The Six Sigma quality initiative, created by Motorola, has been adopted by many organizations.  Its use has been widely recognized as an outstanding initiative that has yielded positive results for virtually every organization that has embraced it.  However, in some instances, it has also resulted into some costly programs that may not be in the true best interest of some organizations.  Like most everything else, if taken to its extreme, it can easily result in significantly reduced returns.  The slippery slope involves companies that accept the premise of striving for perfection in everything that they do.  In fact, some companies scorn at the use of the phrase: “Good Enough” in their pursuit of perfection.  Instead of focusing on their core competencies, they strive for “world class” performance in every aspect of their business.  In a perfect world, with unlimited resources, striving for cross-the-board world class performance might be an admirable goal.  However, resources are never unlimited.  Choices have to be made and trade-offs accepted as practical constraints are considered.  This dose of reality should in no way stop a company from benchmarking and understanding what “could” be done in each aspect of their business.  The issue becomes one of focusing on what “should” be done.  This difference, described as “good enough”, does not imply substandard, poor, or even mediocre performance being accepted as the norm.  It is meant to describe the notion of making conscious investment decisions by considering the impacts on the totality of the business. 

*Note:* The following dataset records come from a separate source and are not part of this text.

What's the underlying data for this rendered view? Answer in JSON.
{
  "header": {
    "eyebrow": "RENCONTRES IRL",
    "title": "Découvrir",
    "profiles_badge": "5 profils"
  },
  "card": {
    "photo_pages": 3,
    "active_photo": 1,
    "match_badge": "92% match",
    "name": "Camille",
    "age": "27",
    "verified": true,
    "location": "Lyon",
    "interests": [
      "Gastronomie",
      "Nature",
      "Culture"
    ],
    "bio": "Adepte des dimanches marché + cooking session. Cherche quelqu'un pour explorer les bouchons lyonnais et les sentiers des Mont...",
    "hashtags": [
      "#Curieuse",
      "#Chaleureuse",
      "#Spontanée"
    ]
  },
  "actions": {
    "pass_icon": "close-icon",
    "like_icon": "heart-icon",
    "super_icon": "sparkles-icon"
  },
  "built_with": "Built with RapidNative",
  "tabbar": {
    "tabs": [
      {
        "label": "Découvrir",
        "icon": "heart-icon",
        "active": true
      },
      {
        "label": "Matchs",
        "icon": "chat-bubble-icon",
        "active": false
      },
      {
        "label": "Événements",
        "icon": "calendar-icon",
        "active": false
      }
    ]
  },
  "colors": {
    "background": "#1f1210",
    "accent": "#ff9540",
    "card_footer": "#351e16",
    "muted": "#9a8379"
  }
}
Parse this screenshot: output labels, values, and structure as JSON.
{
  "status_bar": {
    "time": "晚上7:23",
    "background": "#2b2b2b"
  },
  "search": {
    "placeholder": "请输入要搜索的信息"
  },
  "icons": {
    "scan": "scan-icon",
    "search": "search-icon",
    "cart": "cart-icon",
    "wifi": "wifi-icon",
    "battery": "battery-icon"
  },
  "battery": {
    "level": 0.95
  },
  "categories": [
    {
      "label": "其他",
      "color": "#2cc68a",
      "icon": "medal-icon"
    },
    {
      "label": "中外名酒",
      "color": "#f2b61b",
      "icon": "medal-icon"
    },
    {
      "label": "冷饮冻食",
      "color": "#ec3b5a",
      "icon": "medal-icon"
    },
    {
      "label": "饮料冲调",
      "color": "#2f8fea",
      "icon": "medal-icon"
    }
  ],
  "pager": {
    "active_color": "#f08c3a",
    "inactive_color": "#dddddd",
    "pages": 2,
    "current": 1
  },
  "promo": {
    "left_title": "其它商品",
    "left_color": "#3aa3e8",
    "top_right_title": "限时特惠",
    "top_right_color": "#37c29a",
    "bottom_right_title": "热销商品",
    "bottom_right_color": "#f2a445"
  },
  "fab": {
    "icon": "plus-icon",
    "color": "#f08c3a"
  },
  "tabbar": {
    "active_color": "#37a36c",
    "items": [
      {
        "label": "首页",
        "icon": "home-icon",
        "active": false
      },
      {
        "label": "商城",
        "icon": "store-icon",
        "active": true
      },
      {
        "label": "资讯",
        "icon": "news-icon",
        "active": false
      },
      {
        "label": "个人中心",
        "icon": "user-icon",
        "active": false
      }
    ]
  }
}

In recent years, there has been a marked change from companies focusing on total vertical integration to the formation of partnerships.  The partnering arrangements allow individual participants to focus on their individual core competencies and allow others to utilize their expertise.  It is occurring across virtually every industry and market segment as well as in NGOs.  Often referred to as “outsourcing”, the process of relying on others allows an organization to focus on their particular expertise and excel in it without the distraction of non-core activities.   As examples, consider the advantages of companies purchasing standard software products or engaging in a software as a service (SaaS) subscription model instead of developing custom applications for every function within their business.  As another example, many non-profit organizations engage outside fund-raising firms to allow the non-profit to focus their attention of the primary services that they provide.  In both cases, and many others as well, the organization might be able to provide a better solution by performing the tasks in-house but at the expense of not focusing on their primary business. 

The “good enough” consideration is in no way contradictory to Principle Five: Demonstrate Sustained, Measurable Improvements in All Aspects of the Business.  At the heart of that principle is the reliance on metrics, goal setting, and forecasting outcomes.  By focusing on those three elements, a company can readily determine where they are, where they would like to be, and predict what they will actually achieve based on the reality of the current and projected situation and events.  The goal could equally be to attain perfection or just as easily be to maintain a good-enough position to allow the focusing and allocation of resources on other activities.  In either case, Principle Five is focused on making improvements.  With our ever-changing environment, improvement, even to maintain the status quo, is constantly with us.  Any improvement requires knowing the baseline and metrics that measure progress.

So, in the decision-making process, the question that should be asked centers around the “good enough” notion that examines the particular issue in a larger context.  Said another way, the decision should be based on “should we do this” instead of “could we do this” and is the current decision in the best long-term interest of the entire organization.  In most instances, “good enough” will be good enough.